Tables 4 and 5 show that when the learned axioms were used for reasoning, the precision and recall of relevant literals (for constructing the explanation) were higher than when the learned axioms were not included. The improvement in performance is particularly pronounced when the robot has to answer questions about actions that it has not actually executed. The precision and recall rates were reasonable even when the learned axioms were not included; this is because not all the learned axioms are needed to accurately answer each question. When the learned axioms were used for reasoning, errors were very rare and corresponded to some additional literals being included in the answer (i.e., over-specified explanations). In addition, when we specifically removed axioms related to the goal under consideration, precision and recall values were much lower. Furthermore, there was noise in both sensing and actuation, especially in the robot experiments. For instance, recognition of spatial relations, learning of constraints, and manipulation have approximate error rates of \(15\%\), 5–10\(\%\), and \(15\%\) respectively. The experimental results summarized above thus indicate the ability of our architecture to provide good performance in the presence of noise in sensing and actuation on physical robots. These results also indicate that reasoning and learning inform and guide each other to provide accurate relational descriptions of decisions, beliefs, and the outcomes of hypothetical actions.
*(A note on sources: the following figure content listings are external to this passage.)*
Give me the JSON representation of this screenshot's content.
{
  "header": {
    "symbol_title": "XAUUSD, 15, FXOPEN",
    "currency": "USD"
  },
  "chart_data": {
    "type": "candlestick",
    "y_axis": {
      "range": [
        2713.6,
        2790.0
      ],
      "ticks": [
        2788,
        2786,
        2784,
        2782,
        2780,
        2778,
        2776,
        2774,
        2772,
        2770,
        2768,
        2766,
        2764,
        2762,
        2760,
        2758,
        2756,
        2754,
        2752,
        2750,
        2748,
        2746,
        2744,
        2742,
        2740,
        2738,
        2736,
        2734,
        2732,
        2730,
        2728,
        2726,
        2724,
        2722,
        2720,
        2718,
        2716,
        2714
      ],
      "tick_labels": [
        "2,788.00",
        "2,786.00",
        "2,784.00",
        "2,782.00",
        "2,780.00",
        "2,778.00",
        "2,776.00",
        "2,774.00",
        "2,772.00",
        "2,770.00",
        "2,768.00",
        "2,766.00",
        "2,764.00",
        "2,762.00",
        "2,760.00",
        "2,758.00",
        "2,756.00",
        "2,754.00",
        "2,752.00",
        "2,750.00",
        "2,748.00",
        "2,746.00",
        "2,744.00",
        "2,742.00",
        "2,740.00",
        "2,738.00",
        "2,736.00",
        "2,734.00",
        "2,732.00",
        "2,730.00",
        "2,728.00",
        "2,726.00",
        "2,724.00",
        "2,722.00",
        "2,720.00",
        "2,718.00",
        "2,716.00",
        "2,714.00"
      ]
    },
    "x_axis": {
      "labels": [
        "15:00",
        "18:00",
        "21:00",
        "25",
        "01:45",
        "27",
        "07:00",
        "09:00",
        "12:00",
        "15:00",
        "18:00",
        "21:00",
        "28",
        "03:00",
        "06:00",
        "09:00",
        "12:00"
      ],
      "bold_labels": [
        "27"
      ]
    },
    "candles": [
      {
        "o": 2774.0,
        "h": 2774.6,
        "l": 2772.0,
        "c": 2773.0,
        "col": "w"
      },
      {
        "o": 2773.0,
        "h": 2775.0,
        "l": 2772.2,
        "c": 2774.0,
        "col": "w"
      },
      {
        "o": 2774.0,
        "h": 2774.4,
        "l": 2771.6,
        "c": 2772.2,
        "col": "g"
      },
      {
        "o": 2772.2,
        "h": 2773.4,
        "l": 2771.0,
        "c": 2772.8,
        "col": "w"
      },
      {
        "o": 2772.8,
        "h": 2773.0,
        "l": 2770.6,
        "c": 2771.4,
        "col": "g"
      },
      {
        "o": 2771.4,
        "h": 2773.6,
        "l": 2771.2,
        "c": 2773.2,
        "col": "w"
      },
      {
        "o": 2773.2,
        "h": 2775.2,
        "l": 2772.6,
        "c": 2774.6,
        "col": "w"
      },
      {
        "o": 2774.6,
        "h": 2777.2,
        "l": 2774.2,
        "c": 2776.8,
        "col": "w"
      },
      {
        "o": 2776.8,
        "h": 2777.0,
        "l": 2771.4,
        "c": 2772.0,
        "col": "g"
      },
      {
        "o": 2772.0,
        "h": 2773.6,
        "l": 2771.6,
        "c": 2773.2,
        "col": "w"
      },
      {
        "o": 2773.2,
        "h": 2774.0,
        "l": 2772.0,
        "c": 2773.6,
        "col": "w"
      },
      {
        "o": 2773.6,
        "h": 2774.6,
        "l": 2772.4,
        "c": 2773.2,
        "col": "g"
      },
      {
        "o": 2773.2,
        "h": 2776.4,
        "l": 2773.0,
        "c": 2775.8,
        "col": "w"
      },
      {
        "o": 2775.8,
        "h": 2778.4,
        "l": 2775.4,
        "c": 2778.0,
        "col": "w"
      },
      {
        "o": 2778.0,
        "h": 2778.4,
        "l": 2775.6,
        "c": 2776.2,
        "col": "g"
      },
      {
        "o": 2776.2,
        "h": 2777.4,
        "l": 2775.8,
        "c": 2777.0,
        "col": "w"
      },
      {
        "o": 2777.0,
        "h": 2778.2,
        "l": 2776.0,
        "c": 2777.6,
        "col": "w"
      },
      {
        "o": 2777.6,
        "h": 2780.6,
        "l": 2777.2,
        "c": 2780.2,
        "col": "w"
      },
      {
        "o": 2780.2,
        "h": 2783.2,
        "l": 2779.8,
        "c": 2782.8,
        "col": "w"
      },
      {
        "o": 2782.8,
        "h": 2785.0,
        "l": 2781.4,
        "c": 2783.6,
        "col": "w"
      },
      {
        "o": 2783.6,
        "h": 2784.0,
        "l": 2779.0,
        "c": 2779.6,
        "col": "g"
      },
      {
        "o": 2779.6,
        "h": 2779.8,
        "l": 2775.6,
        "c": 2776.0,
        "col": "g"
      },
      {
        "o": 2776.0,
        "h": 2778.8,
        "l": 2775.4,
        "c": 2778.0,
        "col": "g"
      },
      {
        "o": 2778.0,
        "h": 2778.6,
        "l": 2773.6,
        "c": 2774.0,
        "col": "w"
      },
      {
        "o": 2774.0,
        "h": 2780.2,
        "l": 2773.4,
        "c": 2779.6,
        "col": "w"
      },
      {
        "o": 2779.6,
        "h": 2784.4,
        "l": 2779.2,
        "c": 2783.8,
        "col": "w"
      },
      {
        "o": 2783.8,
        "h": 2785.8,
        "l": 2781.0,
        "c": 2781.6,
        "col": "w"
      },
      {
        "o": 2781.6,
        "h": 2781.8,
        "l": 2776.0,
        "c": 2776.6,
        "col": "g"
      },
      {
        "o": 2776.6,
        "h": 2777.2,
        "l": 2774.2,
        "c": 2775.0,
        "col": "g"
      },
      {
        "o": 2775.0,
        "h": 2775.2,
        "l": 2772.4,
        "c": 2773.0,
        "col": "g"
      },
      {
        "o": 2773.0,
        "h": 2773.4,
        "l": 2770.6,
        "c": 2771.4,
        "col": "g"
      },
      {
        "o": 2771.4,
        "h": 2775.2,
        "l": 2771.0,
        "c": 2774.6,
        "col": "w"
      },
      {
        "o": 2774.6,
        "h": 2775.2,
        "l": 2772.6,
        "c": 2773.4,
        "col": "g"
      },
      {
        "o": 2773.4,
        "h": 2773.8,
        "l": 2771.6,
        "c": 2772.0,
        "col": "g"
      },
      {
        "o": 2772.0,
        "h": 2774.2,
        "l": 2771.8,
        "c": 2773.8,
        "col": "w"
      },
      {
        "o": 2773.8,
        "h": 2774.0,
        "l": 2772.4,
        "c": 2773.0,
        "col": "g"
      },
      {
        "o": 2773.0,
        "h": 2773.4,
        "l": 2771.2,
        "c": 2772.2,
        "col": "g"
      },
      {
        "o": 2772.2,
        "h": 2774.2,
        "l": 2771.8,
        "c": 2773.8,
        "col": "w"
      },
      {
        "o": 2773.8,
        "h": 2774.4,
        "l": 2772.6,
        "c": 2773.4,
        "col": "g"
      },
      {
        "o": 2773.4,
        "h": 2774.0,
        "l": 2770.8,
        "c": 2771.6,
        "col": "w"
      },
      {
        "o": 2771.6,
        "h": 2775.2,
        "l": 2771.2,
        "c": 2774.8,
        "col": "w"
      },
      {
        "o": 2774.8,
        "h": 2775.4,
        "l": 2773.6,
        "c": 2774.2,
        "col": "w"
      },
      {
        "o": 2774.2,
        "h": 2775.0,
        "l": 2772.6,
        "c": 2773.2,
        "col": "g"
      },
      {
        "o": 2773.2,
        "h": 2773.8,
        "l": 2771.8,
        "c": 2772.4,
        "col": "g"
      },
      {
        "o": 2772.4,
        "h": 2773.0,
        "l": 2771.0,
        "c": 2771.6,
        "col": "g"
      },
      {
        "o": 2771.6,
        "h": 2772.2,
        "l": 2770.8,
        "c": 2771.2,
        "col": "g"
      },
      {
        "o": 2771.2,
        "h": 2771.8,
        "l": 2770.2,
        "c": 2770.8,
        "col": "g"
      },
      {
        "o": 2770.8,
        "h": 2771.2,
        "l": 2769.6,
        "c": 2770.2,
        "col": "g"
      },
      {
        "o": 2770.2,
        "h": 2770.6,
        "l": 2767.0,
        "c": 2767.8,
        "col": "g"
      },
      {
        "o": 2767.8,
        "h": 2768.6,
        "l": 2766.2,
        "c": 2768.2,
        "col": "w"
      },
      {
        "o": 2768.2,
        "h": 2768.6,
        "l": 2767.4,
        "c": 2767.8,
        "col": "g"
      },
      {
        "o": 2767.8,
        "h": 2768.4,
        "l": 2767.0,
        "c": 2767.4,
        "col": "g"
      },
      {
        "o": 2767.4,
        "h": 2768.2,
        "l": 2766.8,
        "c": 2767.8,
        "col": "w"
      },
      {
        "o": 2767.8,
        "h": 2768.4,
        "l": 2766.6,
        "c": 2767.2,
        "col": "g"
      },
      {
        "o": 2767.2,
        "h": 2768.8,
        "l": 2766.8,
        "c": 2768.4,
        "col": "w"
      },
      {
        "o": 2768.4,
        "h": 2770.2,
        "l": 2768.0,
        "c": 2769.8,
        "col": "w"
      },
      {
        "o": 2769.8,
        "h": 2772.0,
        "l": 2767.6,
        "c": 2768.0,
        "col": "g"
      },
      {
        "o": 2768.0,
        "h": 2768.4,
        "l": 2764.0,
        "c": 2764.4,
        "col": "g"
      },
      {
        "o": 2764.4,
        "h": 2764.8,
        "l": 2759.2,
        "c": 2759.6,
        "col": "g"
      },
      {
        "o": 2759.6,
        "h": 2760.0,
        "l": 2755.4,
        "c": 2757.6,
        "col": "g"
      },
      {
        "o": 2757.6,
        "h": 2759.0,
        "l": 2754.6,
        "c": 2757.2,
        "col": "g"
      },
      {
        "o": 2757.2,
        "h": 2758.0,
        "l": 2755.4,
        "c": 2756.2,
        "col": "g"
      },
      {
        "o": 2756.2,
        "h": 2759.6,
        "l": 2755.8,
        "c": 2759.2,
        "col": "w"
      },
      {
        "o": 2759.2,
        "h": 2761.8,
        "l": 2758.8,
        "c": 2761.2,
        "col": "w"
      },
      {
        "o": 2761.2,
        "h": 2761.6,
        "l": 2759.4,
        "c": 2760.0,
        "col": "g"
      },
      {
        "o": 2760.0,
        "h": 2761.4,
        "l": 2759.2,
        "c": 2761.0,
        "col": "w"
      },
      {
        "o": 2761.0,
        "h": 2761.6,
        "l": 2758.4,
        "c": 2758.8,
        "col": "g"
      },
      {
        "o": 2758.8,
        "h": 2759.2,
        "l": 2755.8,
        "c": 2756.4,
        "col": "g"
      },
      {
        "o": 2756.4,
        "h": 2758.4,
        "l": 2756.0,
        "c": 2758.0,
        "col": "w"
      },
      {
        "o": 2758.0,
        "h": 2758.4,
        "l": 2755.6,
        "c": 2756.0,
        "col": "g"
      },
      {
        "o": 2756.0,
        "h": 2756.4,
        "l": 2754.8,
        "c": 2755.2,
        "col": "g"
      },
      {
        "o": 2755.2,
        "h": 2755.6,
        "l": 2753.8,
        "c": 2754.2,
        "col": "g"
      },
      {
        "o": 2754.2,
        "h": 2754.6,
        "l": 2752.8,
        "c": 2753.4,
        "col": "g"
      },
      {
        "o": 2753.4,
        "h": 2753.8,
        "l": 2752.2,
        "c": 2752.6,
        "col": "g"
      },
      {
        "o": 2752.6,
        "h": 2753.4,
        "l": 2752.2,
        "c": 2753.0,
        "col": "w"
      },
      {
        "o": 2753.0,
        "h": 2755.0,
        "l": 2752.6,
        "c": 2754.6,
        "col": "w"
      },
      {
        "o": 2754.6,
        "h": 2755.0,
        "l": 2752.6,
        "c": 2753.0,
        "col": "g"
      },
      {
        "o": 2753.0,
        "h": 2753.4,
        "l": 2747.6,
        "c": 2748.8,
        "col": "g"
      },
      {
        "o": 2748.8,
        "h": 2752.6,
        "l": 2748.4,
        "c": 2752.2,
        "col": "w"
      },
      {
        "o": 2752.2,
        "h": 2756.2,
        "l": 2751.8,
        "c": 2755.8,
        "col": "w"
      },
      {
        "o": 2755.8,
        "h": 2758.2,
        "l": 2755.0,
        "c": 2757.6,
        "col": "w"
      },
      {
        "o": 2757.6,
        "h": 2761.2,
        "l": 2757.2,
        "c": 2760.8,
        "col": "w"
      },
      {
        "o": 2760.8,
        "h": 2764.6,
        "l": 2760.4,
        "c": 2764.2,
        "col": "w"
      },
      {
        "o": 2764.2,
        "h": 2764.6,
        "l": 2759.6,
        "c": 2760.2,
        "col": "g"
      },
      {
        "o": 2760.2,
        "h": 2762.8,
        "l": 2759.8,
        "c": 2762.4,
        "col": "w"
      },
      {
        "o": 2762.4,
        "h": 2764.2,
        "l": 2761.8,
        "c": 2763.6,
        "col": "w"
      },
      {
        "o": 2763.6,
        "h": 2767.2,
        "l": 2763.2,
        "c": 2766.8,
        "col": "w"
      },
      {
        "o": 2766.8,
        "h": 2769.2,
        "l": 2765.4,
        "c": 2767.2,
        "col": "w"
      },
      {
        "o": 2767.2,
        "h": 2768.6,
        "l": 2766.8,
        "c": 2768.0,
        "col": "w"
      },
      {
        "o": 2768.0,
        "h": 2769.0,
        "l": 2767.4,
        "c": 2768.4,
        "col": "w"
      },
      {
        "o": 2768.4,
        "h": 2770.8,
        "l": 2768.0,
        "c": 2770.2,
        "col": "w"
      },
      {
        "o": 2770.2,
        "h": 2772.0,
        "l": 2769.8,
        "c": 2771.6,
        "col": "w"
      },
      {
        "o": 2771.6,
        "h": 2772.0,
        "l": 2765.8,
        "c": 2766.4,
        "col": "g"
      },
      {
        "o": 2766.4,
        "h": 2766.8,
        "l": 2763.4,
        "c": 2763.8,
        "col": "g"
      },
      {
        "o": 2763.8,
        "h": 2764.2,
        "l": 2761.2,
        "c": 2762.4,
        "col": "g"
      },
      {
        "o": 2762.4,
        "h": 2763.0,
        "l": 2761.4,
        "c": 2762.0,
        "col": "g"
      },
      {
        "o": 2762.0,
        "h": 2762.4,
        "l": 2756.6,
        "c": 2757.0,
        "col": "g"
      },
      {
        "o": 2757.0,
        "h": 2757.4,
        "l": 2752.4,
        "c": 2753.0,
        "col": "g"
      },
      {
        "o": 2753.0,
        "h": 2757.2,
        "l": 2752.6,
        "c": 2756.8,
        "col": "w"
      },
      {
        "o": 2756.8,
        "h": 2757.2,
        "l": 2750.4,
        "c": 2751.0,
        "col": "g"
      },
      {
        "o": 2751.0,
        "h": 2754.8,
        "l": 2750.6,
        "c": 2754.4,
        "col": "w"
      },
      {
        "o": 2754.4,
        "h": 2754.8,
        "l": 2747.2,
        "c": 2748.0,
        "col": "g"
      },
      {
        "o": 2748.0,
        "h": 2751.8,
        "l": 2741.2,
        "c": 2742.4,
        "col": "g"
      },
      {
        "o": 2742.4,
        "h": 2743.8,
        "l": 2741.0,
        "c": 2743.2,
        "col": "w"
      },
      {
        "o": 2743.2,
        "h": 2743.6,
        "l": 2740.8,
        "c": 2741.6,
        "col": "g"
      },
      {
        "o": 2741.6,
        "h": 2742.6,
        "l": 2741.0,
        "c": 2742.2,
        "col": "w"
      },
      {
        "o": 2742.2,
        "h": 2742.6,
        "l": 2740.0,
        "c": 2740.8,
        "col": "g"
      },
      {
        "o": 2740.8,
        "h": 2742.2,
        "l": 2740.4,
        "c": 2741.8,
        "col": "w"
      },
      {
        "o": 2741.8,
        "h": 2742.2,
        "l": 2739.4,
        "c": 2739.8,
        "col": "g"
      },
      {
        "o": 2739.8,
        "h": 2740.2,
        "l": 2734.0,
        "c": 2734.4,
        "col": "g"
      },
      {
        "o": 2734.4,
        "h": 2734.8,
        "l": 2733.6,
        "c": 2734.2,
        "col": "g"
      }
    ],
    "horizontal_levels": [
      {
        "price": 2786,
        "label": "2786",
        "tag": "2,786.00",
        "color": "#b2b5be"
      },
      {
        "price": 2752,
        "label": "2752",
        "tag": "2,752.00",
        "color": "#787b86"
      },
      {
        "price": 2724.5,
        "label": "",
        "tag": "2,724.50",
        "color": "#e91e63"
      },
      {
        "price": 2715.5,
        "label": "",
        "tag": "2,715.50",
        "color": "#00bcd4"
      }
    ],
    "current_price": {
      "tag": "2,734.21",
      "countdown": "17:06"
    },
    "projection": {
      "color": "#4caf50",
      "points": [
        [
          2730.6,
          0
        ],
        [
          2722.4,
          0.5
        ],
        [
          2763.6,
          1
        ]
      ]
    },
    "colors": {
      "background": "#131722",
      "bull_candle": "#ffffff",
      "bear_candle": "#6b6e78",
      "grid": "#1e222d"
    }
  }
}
Overall, these results provide evidence in support of hypothesis H4. For additional examples of images, and experimental results of classification and explanation generation, please see our open source repository [34].

Conclusions

This paper described an approach inspired by cognitive systems research for an integrated robot system to explain its decisions and beliefs, including the outcomes of hypothetical actions. The explanations are constructed on-demand before, during, or after reasoning or learning, in the form of descriptions of relations between relevant objects, actions, and attributes of the domain. We implemented this approach in an architecture that combines the complementary strengths of non-monotonic logical reasoning with incomplete commonsense domain knowledge, deep learning, and inductive learning. In the context of some scene understanding and planning tasks performed in simulation and a physical robot, we have demonstrated that our architecture exploits the interplay between knowledge-based reasoning and data-driven learning. It automatically identifies and reasons with the information relevant to the tasks at hand to efficiently construct the desired explanations. Also, both the planning and explanation generation performance improves significantly when the robot incrementally learns and uses previously unknown axioms for reasoning.

Our architecture opens up multiple avenues for further research. First, we will extend the ability to learn other kinds of axioms and consider actions with delayed rewards. We will do so by building on the architecture developed by others in our group by combining non-monotonic logical reasoning and relational reinforcement learning [41]. Second, we will explore more complex domains, tasks, and explanations, reasoning with logic-based and probabilistic representations of relevant knowledge at different tightly-coupled resolutions for scalability [40]. We are specifically interested in exploring scenarios in which there is ambiguity in the questions (e.g., it is unclear which of two occurrences of the pickup action the human is referring to), and scenarios in which the human user wants the explanation at a different level of abstraction, specificity, or verbosity. We will do so by building on our proof of concept work on disambiguation [32], and work in our group on a related theory of explanations [42]. Third, we will use our architecture to better understand the behavior of deep networks. The key advantage of our architecture is that it uses reasoning to guide learning; unlike “end-to-end” data-driven methods based on deep networks, our architecture uses reasoning to trigger learning only when existing knowledge is insufficient to perform the desired task(s). The long-term objective is to develop an architecture that exploits the complementary strengths of knowledge-based reasoning and data-driven learning for reliable and efficient operation in complex, dynamic domains.